= H-dagurinn =

Day Iceland changed from left hand to right hand traffic (26 May 1968)

H-dagurinn or Hægri dagurinn (lit. 'The right day') on 26 May 1968 was the day that Iceland changed from left hand traffic to right hand traffic. The change itself occurred formally at 6:00 am.

==History==
Although Iceland had been ruled by Denmark, which officially adopted driving on the right in 1793, it had continued to drive on the left; a plan to switch to right-hand traffic was interrupted by World War II, when the country was under British military occupation, as military traffic was greater than that of civilians.

Iceland's parliament (Alþingi) made the following demand of the government on 13 May 1964: "Alþingi urges the government to initiate as soon as possible research into how best to move the traffic to the right hand side of the road."

A law was passed in 1965, under which the country would change to driving on the right in 1968. The decision by Sweden to change to right hand traffic in 1967, bringing it into line with other Nordic countries, also influenced Iceland's decision. In addition, Iceland was hosting an increased number of visitors from the United States and mainland Europe.

The Traffic Commission (Umferðarnefnd) was assigned to handle the task.
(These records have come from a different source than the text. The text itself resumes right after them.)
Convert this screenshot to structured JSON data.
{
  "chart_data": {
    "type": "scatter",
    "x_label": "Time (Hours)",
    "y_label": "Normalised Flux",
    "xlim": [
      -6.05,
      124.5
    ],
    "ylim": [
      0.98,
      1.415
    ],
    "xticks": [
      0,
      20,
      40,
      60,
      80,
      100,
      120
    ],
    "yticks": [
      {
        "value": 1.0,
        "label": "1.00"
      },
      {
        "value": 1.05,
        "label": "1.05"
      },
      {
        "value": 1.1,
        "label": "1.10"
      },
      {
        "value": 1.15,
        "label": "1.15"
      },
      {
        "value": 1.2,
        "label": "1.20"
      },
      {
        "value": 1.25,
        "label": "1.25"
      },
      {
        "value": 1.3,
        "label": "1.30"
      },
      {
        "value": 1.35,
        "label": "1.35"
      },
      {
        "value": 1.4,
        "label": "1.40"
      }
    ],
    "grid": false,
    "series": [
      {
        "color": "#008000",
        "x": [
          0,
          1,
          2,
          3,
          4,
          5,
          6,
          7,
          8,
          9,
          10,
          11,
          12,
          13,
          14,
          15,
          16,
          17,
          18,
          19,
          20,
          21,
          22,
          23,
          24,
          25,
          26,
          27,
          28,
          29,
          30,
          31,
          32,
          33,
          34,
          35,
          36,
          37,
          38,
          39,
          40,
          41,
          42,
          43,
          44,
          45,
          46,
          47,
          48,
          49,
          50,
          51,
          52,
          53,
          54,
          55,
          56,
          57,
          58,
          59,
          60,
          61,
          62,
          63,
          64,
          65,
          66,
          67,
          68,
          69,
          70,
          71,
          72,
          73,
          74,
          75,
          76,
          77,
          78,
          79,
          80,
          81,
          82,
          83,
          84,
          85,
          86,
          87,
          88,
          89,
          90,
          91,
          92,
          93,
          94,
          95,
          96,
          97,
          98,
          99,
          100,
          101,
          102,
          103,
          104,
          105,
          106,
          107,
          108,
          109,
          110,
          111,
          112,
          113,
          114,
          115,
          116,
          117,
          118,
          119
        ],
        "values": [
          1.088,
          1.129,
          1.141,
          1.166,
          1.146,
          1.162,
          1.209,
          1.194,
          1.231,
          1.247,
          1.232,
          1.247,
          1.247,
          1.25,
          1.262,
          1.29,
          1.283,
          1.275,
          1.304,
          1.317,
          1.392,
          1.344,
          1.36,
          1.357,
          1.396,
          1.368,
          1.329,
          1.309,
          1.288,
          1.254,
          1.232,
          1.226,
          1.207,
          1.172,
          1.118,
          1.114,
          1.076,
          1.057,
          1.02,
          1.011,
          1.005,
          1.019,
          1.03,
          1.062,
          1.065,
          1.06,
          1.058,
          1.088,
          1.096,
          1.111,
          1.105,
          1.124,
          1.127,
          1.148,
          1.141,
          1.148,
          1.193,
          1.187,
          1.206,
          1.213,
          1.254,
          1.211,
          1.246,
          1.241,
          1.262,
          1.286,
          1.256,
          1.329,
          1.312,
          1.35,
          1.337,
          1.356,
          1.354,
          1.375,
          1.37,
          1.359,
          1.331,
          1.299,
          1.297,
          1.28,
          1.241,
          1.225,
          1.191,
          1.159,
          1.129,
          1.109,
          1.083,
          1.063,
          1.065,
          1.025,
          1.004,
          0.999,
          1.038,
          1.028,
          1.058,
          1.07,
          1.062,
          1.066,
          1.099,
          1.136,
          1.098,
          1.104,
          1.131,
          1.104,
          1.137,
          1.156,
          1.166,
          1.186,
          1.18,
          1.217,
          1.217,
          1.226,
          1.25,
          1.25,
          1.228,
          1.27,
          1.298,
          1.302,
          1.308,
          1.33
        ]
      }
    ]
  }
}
The cost of the change amounted to over 33 million kronur for modifications to buses and 12 million kronur for changes to infrastructure. During the night before the change 1662 signs all over the country were changed, making the total of signs changed 5727.

The only injury from the changeover was a boy on a bicycle who broke his leg.

Traffic accident rates briefly dropped as drivers overcompensated for the increased risk from driving on the unfamiliar side of the road, before returning to the level following the trend prior to the changeover.